First up, let's address why botanical ingredients have long been considered public enemy number one for those prone to irritation. "So often, botanicals contain fragrance [from essential oils] that can cause contact dermatitis, and that's a huge no-no for sensitive skin," says Paul Jarrod Frank, MD, a cosmetic dermatologist based in New York City. "Just because something is plant-based doesn't mean it's good for you—keep in mind that poison ivy and poison oak are plants and you definitely don’t want to put that on your skin."
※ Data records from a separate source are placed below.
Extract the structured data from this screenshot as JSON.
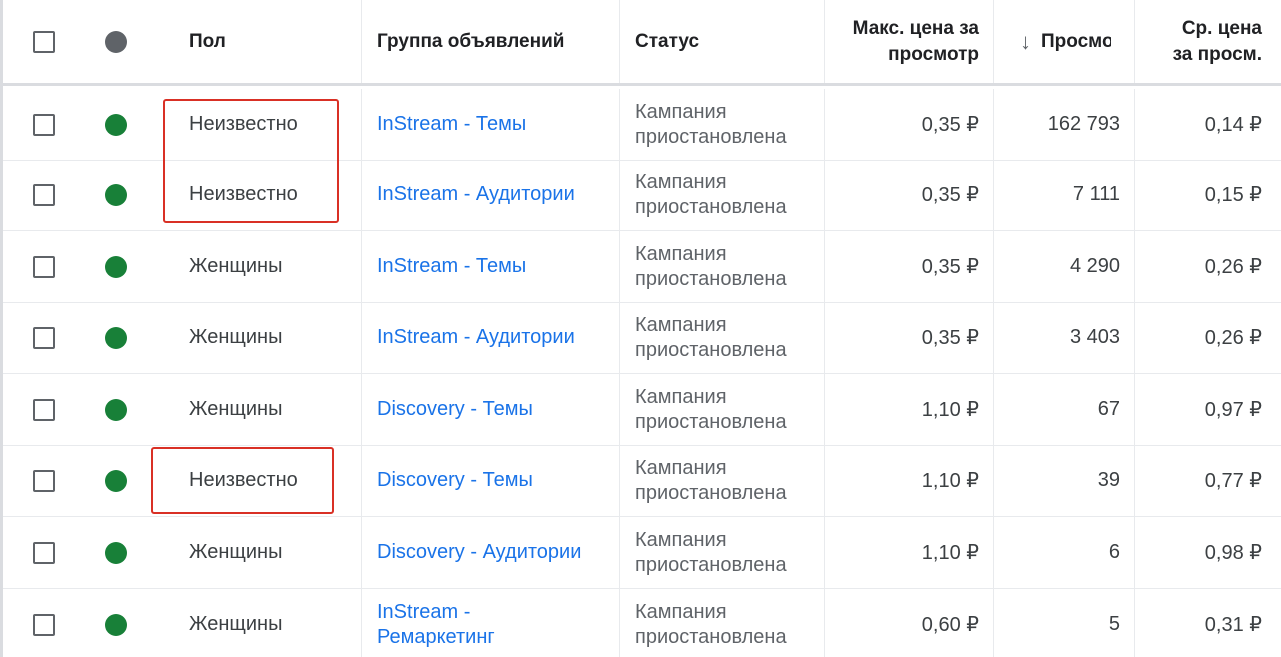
{
  "header": {
    "gender": "Пол",
    "ad_group": "Группа объявлений",
    "status": "Статус",
    "max_cpv_line1": "Макс. цена за",
    "max_cpv_line2": "просмотр",
    "sort_arrow": "↓",
    "views": "Просмотры",
    "avg_cpv_line1": "Ср. цена",
    "avg_cpv_line2": "за просм."
  },
  "rows": [
    {
      "gender": "Неизвестно",
      "ad_group": "InStream - Темы",
      "status_line1": "Кампания",
      "status_line2": "приостановлена",
      "max_cpv": "0,35 ₽",
      "views": "162 793",
      "avg_cpv": "0,14 ₽"
    },
    {
      "gender": "Неизвестно",
      "ad_group": "InStream - Аудитории",
      "status_line1": "Кампания",
      "status_line2": "приостановлена",
      "max_cpv": "0,35 ₽",
      "views": "7 111",
      "avg_cpv": "0,15 ₽"
    },
    {
      "gender": "Женщины",
      "ad_group": "InStream - Темы",
      "status_line1": "Кампания",
      "status_line2": "приостановлена",
      "max_cpv": "0,35 ₽",
      "views": "4 290",
      "avg_cpv": "0,26 ₽"
    },
    {
      "gender": "Женщины",
      "ad_group": "InStream - Аудитории",
      "status_line1": "Кампания",
      "status_line2": "приостановлена",
      "max_cpv": "0,35 ₽",
      "views": "3 403",
      "avg_cpv": "0,26 ₽"
    },
    {
      "gender": "Женщины",
      "ad_group": "Discovery - Темы",
      "status_line1": "Кампания",
      "status_line2": "приостановлена",
      "max_cpv": "1,10 ₽",
      "views": "67",
      "avg_cpv": "0,97 ₽"
    },
    {
      "gender": "Неизвестно",
      "ad_group": "Discovery - Темы",
      "status_line1": "Кампания",
      "status_line2": "приостановлена",
      "max_cpv": "1,10 ₽",
      "views": "39",
      "avg_cpv": "0,77 ₽"
    },
    {
      "gender": "Женщины",
      "ad_group": "Discovery - Аудитории",
      "status_line1": "Кампания",
      "status_line2": "приостановлена",
      "max_cpv": "1,10 ₽",
      "views": "6",
      "avg_cpv": "0,98 ₽"
    },
    {
      "gender": "Женщины",
      "ad_group_line1": "InStream -",
      "ad_group_line2": "Ремаркетинг",
      "status_line1": "Кампания",
      "status_line2": "приостановлена",
      "max_cpv": "0,60 ₽",
      "views": "5",
      "avg_cpv": "0,31 ₽"
    }
  ],
  "colors": {
    "link": "#1a73e8",
    "status_enabled": "#188038",
    "highlight": "#d93025"
  },
  "icons": {
    "checkbox": "checkbox-icon",
    "status_dot": "status-dot-icon",
    "sort": "arrow-down-icon"
  }
}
He explains that certain essential oils—like lavender, tea-tree, and citrus—can be irritating and drying; bakuchiol (aka the plant-based retinol alternative), though effective, can cause harsh reactions for some complexions; and plant oils tend to be occlusive and trap ingredients under your skin, which can cause irritation or spawn breakouts. "Botanicals are often reduced to single ingredients and then amplified into a much higher dose or quantity than you would find in nature, and this greater exposure can trigger a reaction," says Harper. She explains that because many botanicals are biphasic, high and low doses of the same ingredient can produce opposite effects on your skin. So while a low concentration of an essential oil could help skin fight off inflammation or battle a breakout for some skin types, a high concentration may irritate the skin and cause those things. "A lower amount is better," says Harper.
- Hilary Peterson, After being diagnosed with cancer, Hilary Peterson founded True Botanicals, a luxury clean and natural skin-care brand.
- Paul Jarrod Frank, MD, board-certified cosmetic dermatologist and founder of PFRANKMD
- Tata Harper, founder of the luxury natural skin-care line, Tata Harper Skincare
However, not all botanicals are necessarily bad news. "Just like synthetic ingredients, many—but not all—natural ingredients can be good for our skin," says Hillary Peterson, founder of True Botanicals. "It's important for people with sensitive skin to pick products from brands that are evaluating ingredients for biocompatibility with the skin." Dr. Frank points to chamomile and oat extract as prime examples of botanical ingredients that can actually be great for sensitive skin, thanks to their calming and soothing properties. Beyond that, it's important to keep in mind that there's not a one-size-fits-all solution when it comes to these types of ingredients. "Botanicals are powerful, and no single product is for everyone," says Harper. "Just as there are some people who are allergic to strawberries and nuts, there will be consumers who react to certain ingredients and experience adverse reactions, but that doesn't mean others won't benefit."
With all of that in mind, brands have started to make headway into developing chemically-elegant botanical products that those with sensitive complexions can use without having to worry about irritation. Keep scrolling for two of our favorites.
Shop botanical products for sensitive skin
When creating her Superkind collection, Harper says she took a “deep dive” into the science of reactive skin. “You realize that when you use the right filters, meticulously curate the right ingredients, and apply rigorous hypoallergenic testing, you can actually create powerful skin care for a complicated skin group,” she says.
The resulting products that Harper created swapped common irritants for gentler alternatives—for example, these use mulberry leaf extract instead of retinol to stimulate cell turnover without the harsh side effects. “We use a sugar carbohydrate complex which is a new moisture-binding technology that stimulates the production of ceramides to bind water into the skin and keep it there for as long as possible,” says Harper. “We also use a new technology of sugar prebiotics that bio-stimulates the eco flora and prevents a very specific strain of bad bacteria from disrupting the skin’s natural defense mechanisms.” Unlike many of the other products in Harper’s line, the Superkind collection is also free of essential oils that Dr. Frank suggests staying away from.
Over at True Botanicals, similar innovation has been happening with the launch of the brand’s new Pure Calm Radiance Oil. “By formulating with ingredients the skin can easily recognize and use, we avoid irritation,” says Peterson. “The oil is incredibly sensitive-skin friendly because we formulate with natural, biocompatible ingredients, like seed oils, that are similar in molecular structure to the lipids that are naturally produced on the skin.” The oil is made with 27 plant actives, which—in addition to addressing sensitivity—helps to restore skin barrier function, fight off free-radical damage, and reduce inflammation.